Data Science

The Data Science secondary field is available to any student enrolled in a PhD program in the Graduate School of Arts and Sciences upon approval of a plan of study by the Data Science Program Committee and the director of graduate studies in the student’s home department.

Data Science lies at the intersection of statistical methodology, computational science, and a wide range of application domains. This secondary field offers strong preparation in statistical modeling, machine learning, optimization, management and analysis of massive data sets, and data acquisition. Students completing the Data Science secondary field will be exposed to topics such as reproducible data analysis, collaborative problem solving, visualization and communication, and security and ethical issues that arise in data science.

The Data Science secondary field is overseen by the joint leadership of the Computer Science and Statistics faculties and administered by the Institute for Applied Computational Science (IACS). All questions should be directed to Daniel Weinstock, associate director of graduate studies (ADGS) in Applied Computation.

Admission

Interested students should consult with their director of graduate studies no later than the first semester of the third year of study and reach out to the ADGS to express interest in applying. The ADGS will provide information about the application, which should include a proposed plan of study.

Applications, which must be approved by the home department DGS, may be submitted twice a year, in the spring semester (deadline: March 1) and fall semester (deadline: October 1) for the following academic term. The ADGS will respond to all applications within one month.

Requirements

Each student’s plan of study for the secondary field will include:

1. Core Courses

At least 3 of the Data Science core courses:

  • AC 209a*        Data Science 1: Introduction to Data Science
  • AC 209b*         Data Science 2: Advanced Topics in Data Science
  • AM 207           Advanced Scientific Computing: Stochastic Methods for    Data Analysis, Inference, and Optimization
  • CS 207            Systems Development for Computational Science
  • AC 221            Critical Thinking in Data Science

*Students can, with the permission of the program committee, count CS 109a/b in place of AC 209a/b.

2. Electives

Two electives in Computer Science or Statistics. Students may choose from a offered by the Computer Science and Statistics faculties.

Alternatively, students may choose to satisfy the elective requirement by taking additional core courses. Students may also choose, as a substitute for one elective, either AC 297r, the IACS Capstone Project course, or AC298r, the interdisciplinary seminar in Computational and Data Science.

3. Oral Examination

As a final requirement, an oral examination by a faculty committee on a data science research topic. Typically students will present on a part of their dissertation thesis work. Students will be evaluated on their ability to explain their work to the interdisciplinary IACS audience and their command of the Data Science methods they have used. The oral presentation should explain how the courses taken to satisfy the Data Science secondary field impact their research.
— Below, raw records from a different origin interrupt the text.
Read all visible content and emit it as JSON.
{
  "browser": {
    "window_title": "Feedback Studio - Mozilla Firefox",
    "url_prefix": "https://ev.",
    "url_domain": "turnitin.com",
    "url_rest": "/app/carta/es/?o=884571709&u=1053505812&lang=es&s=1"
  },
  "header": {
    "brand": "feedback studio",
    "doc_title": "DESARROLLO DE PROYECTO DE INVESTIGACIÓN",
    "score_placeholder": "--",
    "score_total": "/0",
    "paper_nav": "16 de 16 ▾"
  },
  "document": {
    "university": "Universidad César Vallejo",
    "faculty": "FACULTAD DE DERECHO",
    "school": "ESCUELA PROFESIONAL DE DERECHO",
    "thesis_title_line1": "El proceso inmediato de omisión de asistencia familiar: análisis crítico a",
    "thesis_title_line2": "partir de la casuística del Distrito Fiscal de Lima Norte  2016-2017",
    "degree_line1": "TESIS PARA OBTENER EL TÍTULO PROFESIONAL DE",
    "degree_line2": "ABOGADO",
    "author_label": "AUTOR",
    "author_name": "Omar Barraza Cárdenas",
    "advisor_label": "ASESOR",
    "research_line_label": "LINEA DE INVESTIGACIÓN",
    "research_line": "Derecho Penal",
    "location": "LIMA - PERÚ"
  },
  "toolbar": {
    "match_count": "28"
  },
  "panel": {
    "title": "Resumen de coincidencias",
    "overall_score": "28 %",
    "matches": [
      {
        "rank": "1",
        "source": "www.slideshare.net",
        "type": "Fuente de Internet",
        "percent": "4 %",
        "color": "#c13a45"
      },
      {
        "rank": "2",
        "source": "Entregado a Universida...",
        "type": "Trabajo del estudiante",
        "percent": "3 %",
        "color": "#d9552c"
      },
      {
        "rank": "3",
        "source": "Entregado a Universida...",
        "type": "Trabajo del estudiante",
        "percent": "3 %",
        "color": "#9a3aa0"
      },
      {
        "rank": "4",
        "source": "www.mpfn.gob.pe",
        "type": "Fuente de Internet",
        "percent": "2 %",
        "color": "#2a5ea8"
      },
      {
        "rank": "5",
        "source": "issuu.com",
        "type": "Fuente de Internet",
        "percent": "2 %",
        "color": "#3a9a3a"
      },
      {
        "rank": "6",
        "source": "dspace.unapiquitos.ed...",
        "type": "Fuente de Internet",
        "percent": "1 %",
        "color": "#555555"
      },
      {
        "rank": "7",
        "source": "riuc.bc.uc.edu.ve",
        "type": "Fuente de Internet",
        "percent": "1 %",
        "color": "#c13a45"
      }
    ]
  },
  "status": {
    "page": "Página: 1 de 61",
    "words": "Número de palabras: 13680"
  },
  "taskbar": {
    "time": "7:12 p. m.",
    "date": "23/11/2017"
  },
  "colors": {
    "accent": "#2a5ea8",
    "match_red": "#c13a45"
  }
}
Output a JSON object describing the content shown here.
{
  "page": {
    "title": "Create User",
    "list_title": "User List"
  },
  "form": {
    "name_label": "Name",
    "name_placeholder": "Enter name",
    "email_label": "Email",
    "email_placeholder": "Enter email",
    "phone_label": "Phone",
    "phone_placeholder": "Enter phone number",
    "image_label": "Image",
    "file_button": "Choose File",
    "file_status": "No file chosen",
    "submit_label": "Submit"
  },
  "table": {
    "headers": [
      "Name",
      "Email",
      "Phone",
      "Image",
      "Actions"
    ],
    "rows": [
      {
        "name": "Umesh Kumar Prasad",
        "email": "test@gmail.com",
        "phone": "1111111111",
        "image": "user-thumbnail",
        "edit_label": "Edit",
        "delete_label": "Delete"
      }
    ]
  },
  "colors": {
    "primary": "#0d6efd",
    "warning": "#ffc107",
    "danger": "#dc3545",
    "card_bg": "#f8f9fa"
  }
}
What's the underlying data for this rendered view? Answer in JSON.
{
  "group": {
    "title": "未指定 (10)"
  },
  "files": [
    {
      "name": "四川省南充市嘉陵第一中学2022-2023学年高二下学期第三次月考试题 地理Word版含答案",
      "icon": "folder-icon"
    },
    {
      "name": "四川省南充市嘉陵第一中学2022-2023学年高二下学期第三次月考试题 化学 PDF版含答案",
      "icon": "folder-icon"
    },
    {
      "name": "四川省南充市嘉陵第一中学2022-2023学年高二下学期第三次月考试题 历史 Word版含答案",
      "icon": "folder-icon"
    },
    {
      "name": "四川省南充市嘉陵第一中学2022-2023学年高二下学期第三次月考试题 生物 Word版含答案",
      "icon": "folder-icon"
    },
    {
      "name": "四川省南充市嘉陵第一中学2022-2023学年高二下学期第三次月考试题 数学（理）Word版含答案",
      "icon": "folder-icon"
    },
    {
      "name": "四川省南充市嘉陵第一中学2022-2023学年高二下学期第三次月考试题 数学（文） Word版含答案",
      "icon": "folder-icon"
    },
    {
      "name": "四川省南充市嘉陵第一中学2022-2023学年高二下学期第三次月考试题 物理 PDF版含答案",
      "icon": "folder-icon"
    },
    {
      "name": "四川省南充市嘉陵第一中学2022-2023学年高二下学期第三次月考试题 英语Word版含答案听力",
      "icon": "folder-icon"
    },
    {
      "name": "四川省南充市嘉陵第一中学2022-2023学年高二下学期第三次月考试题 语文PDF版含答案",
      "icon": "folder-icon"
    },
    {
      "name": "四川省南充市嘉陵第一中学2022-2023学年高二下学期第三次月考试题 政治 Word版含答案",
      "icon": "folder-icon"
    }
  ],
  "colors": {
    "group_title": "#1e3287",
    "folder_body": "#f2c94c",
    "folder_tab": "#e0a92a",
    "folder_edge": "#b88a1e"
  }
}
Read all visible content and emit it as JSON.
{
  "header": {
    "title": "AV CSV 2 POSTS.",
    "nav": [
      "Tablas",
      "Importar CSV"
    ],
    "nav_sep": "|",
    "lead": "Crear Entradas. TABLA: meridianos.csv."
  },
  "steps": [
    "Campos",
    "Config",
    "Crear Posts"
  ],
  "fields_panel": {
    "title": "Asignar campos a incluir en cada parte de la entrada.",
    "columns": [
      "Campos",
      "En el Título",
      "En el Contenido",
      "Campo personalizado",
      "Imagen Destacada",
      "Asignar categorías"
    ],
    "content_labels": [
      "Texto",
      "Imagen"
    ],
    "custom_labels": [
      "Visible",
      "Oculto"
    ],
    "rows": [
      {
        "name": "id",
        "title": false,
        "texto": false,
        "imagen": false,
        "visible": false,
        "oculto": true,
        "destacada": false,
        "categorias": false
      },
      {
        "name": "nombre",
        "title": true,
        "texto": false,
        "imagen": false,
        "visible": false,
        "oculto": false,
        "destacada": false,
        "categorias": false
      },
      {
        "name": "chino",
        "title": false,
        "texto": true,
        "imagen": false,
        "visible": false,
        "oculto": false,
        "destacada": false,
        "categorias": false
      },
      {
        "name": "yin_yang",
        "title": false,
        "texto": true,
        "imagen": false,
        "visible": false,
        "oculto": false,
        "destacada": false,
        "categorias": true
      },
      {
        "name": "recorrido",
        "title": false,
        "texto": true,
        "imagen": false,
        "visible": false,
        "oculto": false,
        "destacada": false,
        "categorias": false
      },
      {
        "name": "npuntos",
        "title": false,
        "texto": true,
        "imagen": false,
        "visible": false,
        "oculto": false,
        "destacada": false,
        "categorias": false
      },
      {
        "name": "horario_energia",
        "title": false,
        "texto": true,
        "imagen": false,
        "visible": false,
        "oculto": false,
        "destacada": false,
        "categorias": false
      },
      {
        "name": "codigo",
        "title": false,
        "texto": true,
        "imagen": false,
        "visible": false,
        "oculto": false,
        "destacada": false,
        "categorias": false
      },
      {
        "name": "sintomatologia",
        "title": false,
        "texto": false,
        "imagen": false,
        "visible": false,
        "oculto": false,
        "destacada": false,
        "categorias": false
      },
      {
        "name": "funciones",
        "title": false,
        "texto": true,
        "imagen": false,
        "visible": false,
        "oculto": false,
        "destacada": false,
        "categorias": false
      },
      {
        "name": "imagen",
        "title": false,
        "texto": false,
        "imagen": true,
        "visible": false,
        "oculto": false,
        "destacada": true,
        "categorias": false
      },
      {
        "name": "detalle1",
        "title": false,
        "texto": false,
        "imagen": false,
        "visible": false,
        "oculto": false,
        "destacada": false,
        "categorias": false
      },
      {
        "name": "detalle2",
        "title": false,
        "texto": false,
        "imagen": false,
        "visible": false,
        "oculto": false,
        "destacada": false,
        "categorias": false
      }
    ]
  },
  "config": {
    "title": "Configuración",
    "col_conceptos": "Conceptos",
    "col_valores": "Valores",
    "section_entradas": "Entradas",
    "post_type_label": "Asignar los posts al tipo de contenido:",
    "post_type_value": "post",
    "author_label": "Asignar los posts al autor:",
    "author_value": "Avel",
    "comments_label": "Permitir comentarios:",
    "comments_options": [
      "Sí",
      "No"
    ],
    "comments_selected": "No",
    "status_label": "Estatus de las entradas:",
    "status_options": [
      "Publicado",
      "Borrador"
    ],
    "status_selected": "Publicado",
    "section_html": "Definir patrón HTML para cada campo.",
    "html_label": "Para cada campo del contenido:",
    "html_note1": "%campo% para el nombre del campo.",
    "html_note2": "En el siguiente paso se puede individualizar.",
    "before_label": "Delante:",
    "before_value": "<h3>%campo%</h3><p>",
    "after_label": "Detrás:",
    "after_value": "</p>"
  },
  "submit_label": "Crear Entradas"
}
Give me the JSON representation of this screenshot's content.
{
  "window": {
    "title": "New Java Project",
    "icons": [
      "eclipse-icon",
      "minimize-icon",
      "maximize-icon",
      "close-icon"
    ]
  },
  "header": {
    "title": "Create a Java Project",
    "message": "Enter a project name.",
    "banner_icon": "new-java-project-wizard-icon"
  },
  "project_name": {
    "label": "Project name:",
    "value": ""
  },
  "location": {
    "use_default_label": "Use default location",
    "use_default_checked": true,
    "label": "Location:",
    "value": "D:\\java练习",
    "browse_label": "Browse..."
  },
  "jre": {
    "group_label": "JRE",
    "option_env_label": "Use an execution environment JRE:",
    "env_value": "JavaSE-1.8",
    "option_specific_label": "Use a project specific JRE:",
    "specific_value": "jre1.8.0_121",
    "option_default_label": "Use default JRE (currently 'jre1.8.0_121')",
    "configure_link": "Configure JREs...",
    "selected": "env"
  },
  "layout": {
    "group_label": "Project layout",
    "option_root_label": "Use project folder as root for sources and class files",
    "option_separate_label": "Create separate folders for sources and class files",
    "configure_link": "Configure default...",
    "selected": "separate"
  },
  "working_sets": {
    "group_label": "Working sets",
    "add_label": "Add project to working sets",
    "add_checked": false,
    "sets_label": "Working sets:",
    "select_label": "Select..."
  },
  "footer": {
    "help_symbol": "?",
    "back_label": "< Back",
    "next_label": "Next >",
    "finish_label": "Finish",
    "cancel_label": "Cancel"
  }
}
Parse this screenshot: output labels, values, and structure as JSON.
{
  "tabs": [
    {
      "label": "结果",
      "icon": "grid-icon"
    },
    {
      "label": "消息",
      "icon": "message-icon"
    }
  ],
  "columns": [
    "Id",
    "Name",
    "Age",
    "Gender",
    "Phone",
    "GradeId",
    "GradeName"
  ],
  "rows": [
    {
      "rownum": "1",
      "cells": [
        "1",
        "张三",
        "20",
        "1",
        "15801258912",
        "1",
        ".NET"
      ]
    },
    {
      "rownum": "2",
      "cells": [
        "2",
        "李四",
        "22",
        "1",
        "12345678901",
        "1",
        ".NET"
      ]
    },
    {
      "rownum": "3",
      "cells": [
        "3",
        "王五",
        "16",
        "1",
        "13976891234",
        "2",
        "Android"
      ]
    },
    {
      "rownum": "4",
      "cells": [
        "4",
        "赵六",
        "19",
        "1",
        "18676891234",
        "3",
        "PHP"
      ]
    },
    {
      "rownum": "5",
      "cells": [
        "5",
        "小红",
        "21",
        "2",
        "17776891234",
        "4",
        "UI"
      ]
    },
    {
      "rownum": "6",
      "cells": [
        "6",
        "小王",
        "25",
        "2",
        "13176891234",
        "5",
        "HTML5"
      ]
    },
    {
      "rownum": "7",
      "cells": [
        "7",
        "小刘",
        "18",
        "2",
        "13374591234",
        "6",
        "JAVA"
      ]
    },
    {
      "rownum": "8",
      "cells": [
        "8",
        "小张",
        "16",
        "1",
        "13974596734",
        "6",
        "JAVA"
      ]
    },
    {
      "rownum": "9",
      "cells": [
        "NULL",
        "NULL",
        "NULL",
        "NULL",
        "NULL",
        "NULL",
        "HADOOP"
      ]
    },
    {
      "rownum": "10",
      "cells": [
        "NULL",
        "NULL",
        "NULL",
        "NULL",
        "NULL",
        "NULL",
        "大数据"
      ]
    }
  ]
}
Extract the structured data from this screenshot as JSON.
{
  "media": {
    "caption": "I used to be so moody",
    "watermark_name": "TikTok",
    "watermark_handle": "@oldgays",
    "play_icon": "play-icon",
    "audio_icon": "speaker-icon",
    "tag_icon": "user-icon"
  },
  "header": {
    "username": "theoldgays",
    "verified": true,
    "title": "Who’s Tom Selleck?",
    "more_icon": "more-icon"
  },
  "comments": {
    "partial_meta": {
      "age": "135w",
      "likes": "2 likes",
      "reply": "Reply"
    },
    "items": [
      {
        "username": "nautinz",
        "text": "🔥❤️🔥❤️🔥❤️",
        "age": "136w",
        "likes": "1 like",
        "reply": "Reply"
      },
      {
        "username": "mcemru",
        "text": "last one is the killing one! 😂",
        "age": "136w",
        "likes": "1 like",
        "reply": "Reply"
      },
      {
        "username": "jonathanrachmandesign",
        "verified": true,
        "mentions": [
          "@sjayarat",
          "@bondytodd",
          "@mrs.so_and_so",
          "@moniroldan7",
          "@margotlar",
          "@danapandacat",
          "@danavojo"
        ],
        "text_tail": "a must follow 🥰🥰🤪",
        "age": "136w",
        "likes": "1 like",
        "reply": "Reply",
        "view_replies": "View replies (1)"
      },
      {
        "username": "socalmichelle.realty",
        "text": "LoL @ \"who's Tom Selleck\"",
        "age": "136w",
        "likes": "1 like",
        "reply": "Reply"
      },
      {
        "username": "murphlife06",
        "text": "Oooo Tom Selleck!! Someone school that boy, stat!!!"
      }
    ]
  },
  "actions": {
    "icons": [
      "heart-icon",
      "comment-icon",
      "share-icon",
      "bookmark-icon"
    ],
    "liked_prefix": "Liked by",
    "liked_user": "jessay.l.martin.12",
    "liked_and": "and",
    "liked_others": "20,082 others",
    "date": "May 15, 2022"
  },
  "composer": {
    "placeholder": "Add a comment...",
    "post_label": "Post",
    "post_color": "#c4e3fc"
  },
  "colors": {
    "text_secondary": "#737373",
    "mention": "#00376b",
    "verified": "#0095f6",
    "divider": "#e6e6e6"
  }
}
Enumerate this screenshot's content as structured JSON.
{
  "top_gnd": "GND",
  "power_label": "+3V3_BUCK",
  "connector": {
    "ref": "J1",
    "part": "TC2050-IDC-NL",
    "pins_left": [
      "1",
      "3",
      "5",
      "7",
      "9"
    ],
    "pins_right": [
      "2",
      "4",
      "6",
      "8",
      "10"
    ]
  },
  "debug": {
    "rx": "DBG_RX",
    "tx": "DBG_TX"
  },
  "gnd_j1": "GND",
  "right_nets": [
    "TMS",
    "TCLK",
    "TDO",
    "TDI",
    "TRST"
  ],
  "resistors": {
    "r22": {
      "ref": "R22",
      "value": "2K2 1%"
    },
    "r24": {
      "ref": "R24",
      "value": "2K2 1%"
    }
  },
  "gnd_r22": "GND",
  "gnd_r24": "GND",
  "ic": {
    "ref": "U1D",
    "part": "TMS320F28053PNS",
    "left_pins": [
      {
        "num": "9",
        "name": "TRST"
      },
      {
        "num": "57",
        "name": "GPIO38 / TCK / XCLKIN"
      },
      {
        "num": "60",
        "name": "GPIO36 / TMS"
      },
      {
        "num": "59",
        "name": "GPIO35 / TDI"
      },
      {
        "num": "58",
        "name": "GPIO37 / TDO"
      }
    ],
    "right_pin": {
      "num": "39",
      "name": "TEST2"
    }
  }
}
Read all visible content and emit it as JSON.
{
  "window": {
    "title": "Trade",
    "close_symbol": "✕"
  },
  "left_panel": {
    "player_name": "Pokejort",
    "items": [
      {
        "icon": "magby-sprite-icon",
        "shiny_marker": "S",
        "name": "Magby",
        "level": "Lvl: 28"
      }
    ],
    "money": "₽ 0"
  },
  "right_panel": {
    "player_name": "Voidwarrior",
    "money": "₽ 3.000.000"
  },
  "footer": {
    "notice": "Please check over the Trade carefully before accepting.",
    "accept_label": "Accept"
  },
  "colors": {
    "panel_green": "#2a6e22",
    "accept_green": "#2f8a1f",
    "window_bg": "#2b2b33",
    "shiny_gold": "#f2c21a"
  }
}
Advising and Other Activities

Daniel Weinstock, ADGS in Applied Computation, will be responsible for frontline advising of students in the Data Science secondary field. Students interested in the secondary field are encouraged to reach out to Dr. Weinstock before submitting an application. Students enrolled in the secondary field will be able to participate in the activities of the IACS community, including technical and interdisciplinary colloquia, skill-building workshops, and tech-treks to local companies working to apply computation and data science in many different domains.